A resposta também poderia ser dirigida a Marcelo Rebelo de Sousa, que tem pressionado publicamente o Governo a gastar a “folga” orçamental que tem acumulado. Mas nada feito. Estabilidade, previsibilidade, confiança: é este o mantra que Costa foi repetindo em vários pontos do longo discurso e que marcará o novo ano político.

A defesa da honra do “otimista irritante” que “leva pancada”

O segundo objetivo de Costa foi fazer em Évora uma espécie de defesa da honra da sua governação — fosse para responder à oposição, de forma mais evidente, ou possivelmente ao Presidente da República, de forma mais subtil. Desde logo, com uma referência às políticas de Habitação que têm levado a um braço de ferro público com Marcelo Rebelo de Sousa: “Não são contra ninguém, mas a favor das novas gerações e famílias (…) Que direito há em manter casas fechadas?”, perguntou, arrancando aplausos à sala cheia que o ouvia.
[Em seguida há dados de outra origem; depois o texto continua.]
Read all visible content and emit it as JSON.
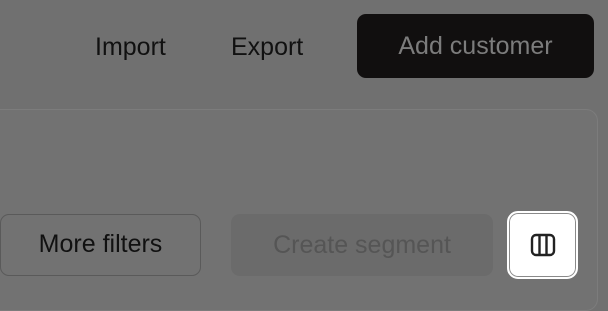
{
  "header": {
    "import_label": "Import",
    "export_label": "Export",
    "add_customer_label": "Add customer"
  },
  "toolbar": {
    "more_filters_label": "More filters",
    "create_segment_label": "Create segment",
    "columns_icon": "columns-icon"
  },
  "colors": {
    "primary_button_bg": "#110f0f",
    "overlay_bg": "#707070",
    "highlight_bg": "#ffffff"
  }
}
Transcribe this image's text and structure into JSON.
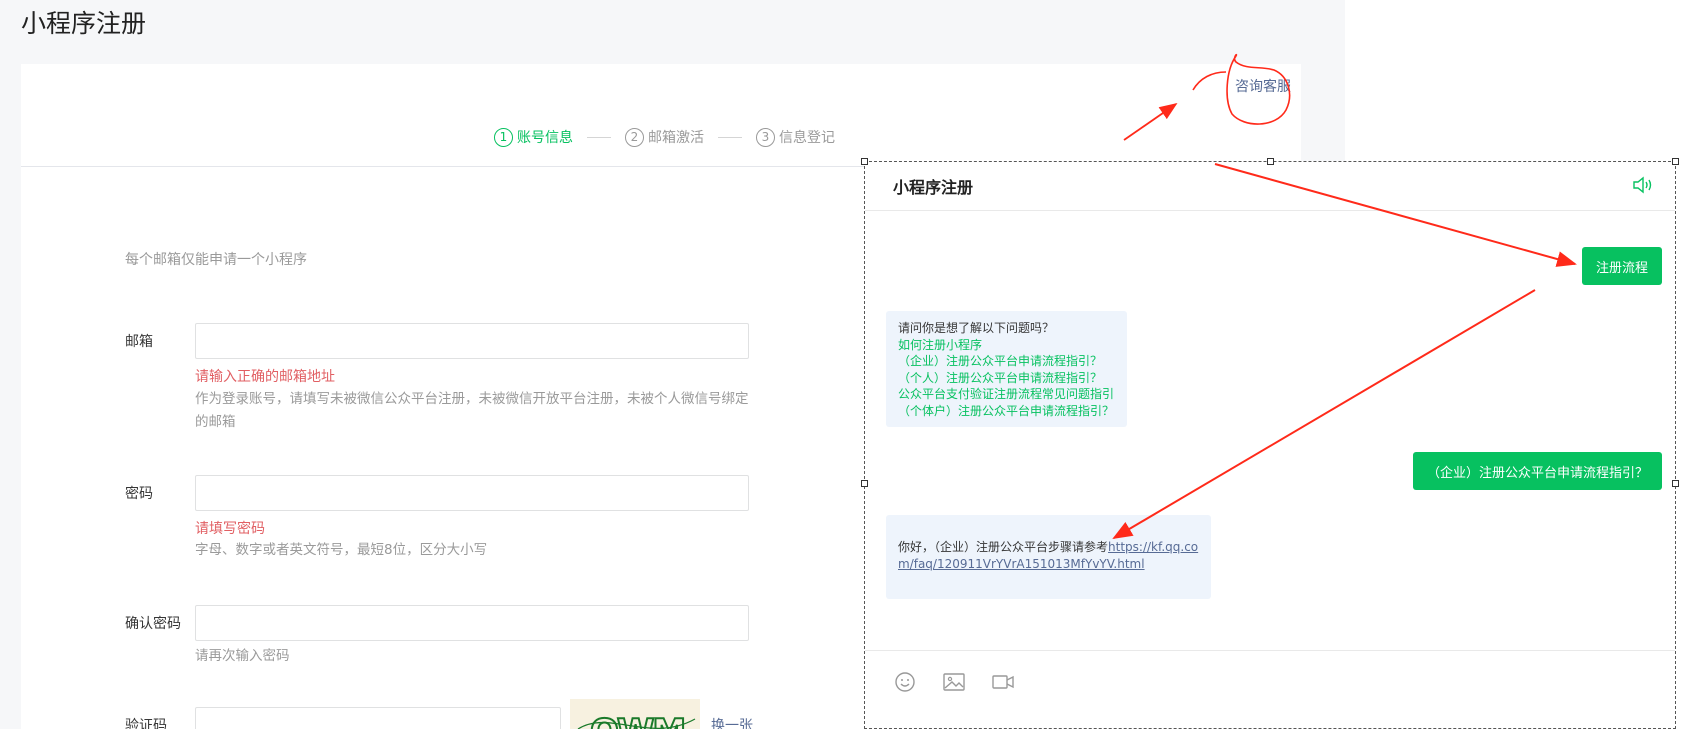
{
  "page": {
    "title": "小程序注册"
  },
  "header": {
    "support_link": "咨询客服"
  },
  "steps": [
    {
      "num": "1",
      "label": "账号信息",
      "active": true
    },
    {
      "num": "2",
      "label": "邮箱激活",
      "active": false
    },
    {
      "num": "3",
      "label": "信息登记",
      "active": false
    }
  ],
  "form": {
    "tip": "每个邮箱仅能申请一个小程序",
    "email": {
      "label": "邮箱",
      "value": "",
      "error": "请输入正确的邮箱地址",
      "hint": "作为登录账号，请填写未被微信公众平台注册，未被微信开放平台注册，未被个人微信号绑定的邮箱"
    },
    "password": {
      "label": "密码",
      "value": "",
      "error": "请填写密码",
      "hint": "字母、数字或者英文符号，最短8位，区分大小写"
    },
    "confirm": {
      "label": "确认密码",
      "value": "",
      "hint": "请再次输入密码"
    },
    "captcha": {
      "label": "验证码",
      "value": "",
      "refresh": "换一张",
      "image_text": "QWM"
    }
  },
  "chat": {
    "title": "小程序注册",
    "user_msg_1": "注册流程",
    "bot_msg_1": {
      "intro": "请问你是想了解以下问题吗？",
      "questions": [
        "如何注册小程序",
        "（企业）注册公众平台申请流程指引？",
        "（个人）注册公众平台申请流程指引？",
        "公众平台支付验证注册流程常见问题指引",
        "（个体户）注册公众平台申请流程指引？"
      ]
    },
    "user_msg_2": "（企业）注册公众平台申请流程指引？",
    "bot_msg_2": {
      "text": "你好，（企业）注册公众平台步骤请参考",
      "link": "https://kf.qq.com/faq/120911VrYVrA151013MfYvYV.html"
    },
    "footer_icons": [
      "emoji-icon",
      "image-icon",
      "video-icon"
    ]
  },
  "colors": {
    "accent": "#07c160",
    "link": "#576b95",
    "error": "#e15f63",
    "annotation": "#ff2a1a"
  }
}
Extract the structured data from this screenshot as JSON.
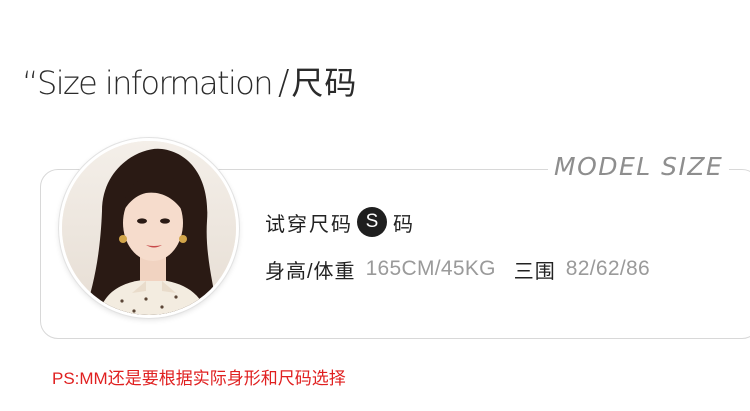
{
  "header": {
    "title_en": "“Size information",
    "title_slash": "/",
    "title_cn": "尺码"
  },
  "card": {
    "label": "MODEL SIZE",
    "avatar_alt": "model portrait",
    "fit": {
      "prefix": "试穿尺码",
      "size": "S",
      "suffix": "码"
    },
    "stats": [
      {
        "label": "身高/体重",
        "value": "165CM/45KG"
      },
      {
        "label": "三围",
        "value": "82/62/86"
      }
    ]
  },
  "note": "PS:MM还是要根据实际身形和尺码选择",
  "colors": {
    "note": "#e02020",
    "badge_bg": "#1f1f1f",
    "muted_value": "#9a9a9a",
    "card_border": "#d8d8d8"
  }
}
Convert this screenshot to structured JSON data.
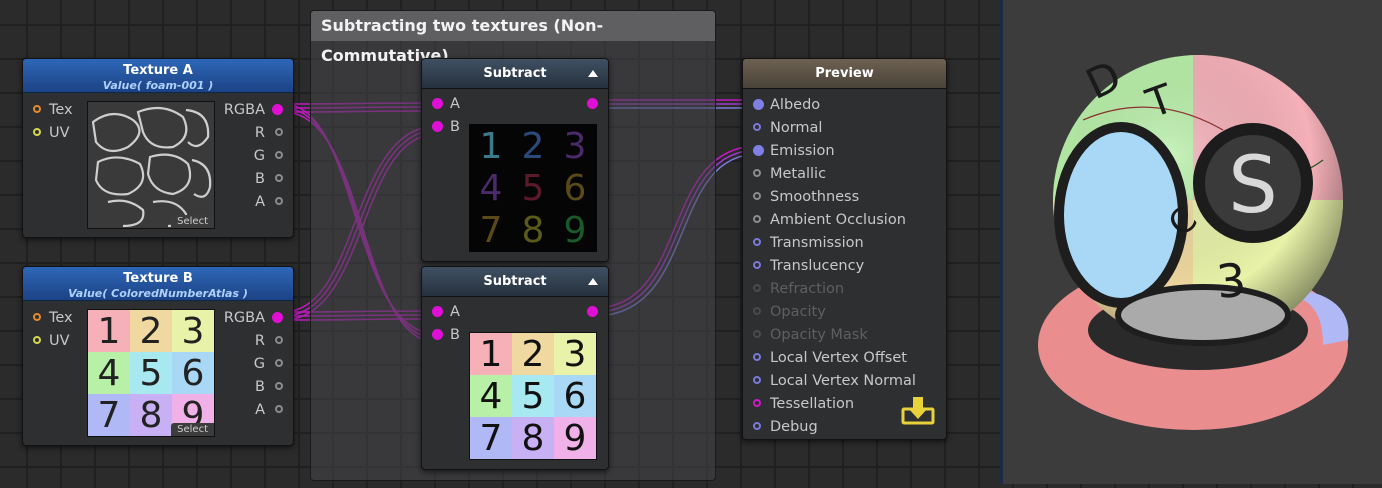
{
  "group": {
    "title": "Subtracting two textures (Non-Commutative)"
  },
  "texture_a": {
    "title": "Texture A",
    "value": "Value( foam-001 )",
    "in_tex": "Tex",
    "in_uv": "UV",
    "out_rgba": "RGBA",
    "out_r": "R",
    "out_g": "G",
    "out_b": "B",
    "out_a": "A",
    "select": "Select"
  },
  "texture_b": {
    "title": "Texture B",
    "value": "Value( ColoredNumberAtlas )",
    "in_tex": "Tex",
    "in_uv": "UV",
    "out_rgba": "RGBA",
    "out_r": "R",
    "out_g": "G",
    "out_b": "B",
    "out_a": "A",
    "select": "Select",
    "digits": [
      "1",
      "2",
      "3",
      "4",
      "5",
      "6",
      "7",
      "8",
      "9"
    ]
  },
  "subtract_1": {
    "title": "Subtract",
    "in_a": "A",
    "in_b": "B",
    "digits": [
      "1",
      "2",
      "3",
      "4",
      "5",
      "6",
      "7",
      "8",
      "9"
    ]
  },
  "subtract_2": {
    "title": "Subtract",
    "in_a": "A",
    "in_b": "B",
    "digits": [
      "1",
      "2",
      "3",
      "4",
      "5",
      "6",
      "7",
      "8",
      "9"
    ]
  },
  "preview": {
    "title": "Preview",
    "ports": [
      {
        "label": "Albedo",
        "state": "connected"
      },
      {
        "label": "Normal",
        "state": "active"
      },
      {
        "label": "Emission",
        "state": "connected"
      },
      {
        "label": "Metallic",
        "state": "gray"
      },
      {
        "label": "Smoothness",
        "state": "gray"
      },
      {
        "label": "Ambient Occlusion",
        "state": "gray"
      },
      {
        "label": "Transmission",
        "state": "active"
      },
      {
        "label": "Translucency",
        "state": "active"
      },
      {
        "label": "Refraction",
        "state": "disabled"
      },
      {
        "label": "Opacity",
        "state": "disabled"
      },
      {
        "label": "Opacity Mask",
        "state": "disabled"
      },
      {
        "label": "Local Vertex Offset",
        "state": "active"
      },
      {
        "label": "Local Vertex Normal",
        "state": "active"
      },
      {
        "label": "Tessellation",
        "state": "magenta"
      },
      {
        "label": "Debug",
        "state": "active"
      }
    ]
  },
  "render_preview": {
    "logo_letter": "S",
    "sphere_letters": [
      "D",
      "T",
      "C",
      "3"
    ]
  },
  "colors": {
    "wire": "#c21bc4",
    "wire_blue": "#7a7adb",
    "header_blue": "#2e67b8",
    "panel_accent": "#e7d23a"
  }
}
Mas a defesa de uma governação “resiliente” e sem “ansiedades” não ficou pela Habitação e percorreu setores variados: Costa lembrou a reforma das Unidades Locais de Saúde no SNS; as novas casas prometidas para tentar fazer frente à crise da Habitação, que não estão todas construídas, mas estão “a andar”; os pensionistas receberam o aumento intercalar das pensões e as famílias carenciadas foram apoiadas em tempos de inflação; o IVA zero mantém-se até dezembro e a medida para apoiar famílias com crédito à Habitação será, como Fernando Medina já tinha anunciado, corrigida e ampliada neste mês de setembro.

“Apostámos em ser um país de alta qualidade”, atirou Costa. “É uma aposta que não se alcança com uma varinha mágica, mas articulando um conjunto de políticas que nos permitam chegar lá”, a começar pelo investimento nas qualificações e no investimento — políticas que não são visíveis no curto prazo, mas só com paciência e sem as tais “ansiedades”, avisou.

Só não falou de um problema que ficara, literalmente, à porta: o ano letivo será agitado e era isso mesmo que asseguravam dois professores à entrada do hotel onde o PS se reuniu, gritando para Costa que queriam conversar e que estavam à espera do primeiro-ministro (o dirigente Porfírio Silva encarregou-se de responder, defendendo que “quem não respeita os partidos não respeita a democracia”, e o primeiro-ministro seguiu em silêncio).

O “moderado” e “equilibrado” Costa — adjetivos que o primeiro-ministro escolheu para se referir a si próprio quando falava das críticas ao pacote da Habitação — farta-se de “levar pancada”, mas sabe que “é com os otimistas irritantes que o país sempre foi para a frente”, garantiu. Em poucas palavras, Costa lançava farpas à oposição, mas também a Marcelo Rebelo de Sousa, o autor do cognome inspirado pelo tal otimismo sem fim. Um otimismo que deverá ser útil ao primeiro-ministro para enfrentar um ano de economia incerta e maioria absoluta, mas cada vez mais isolada.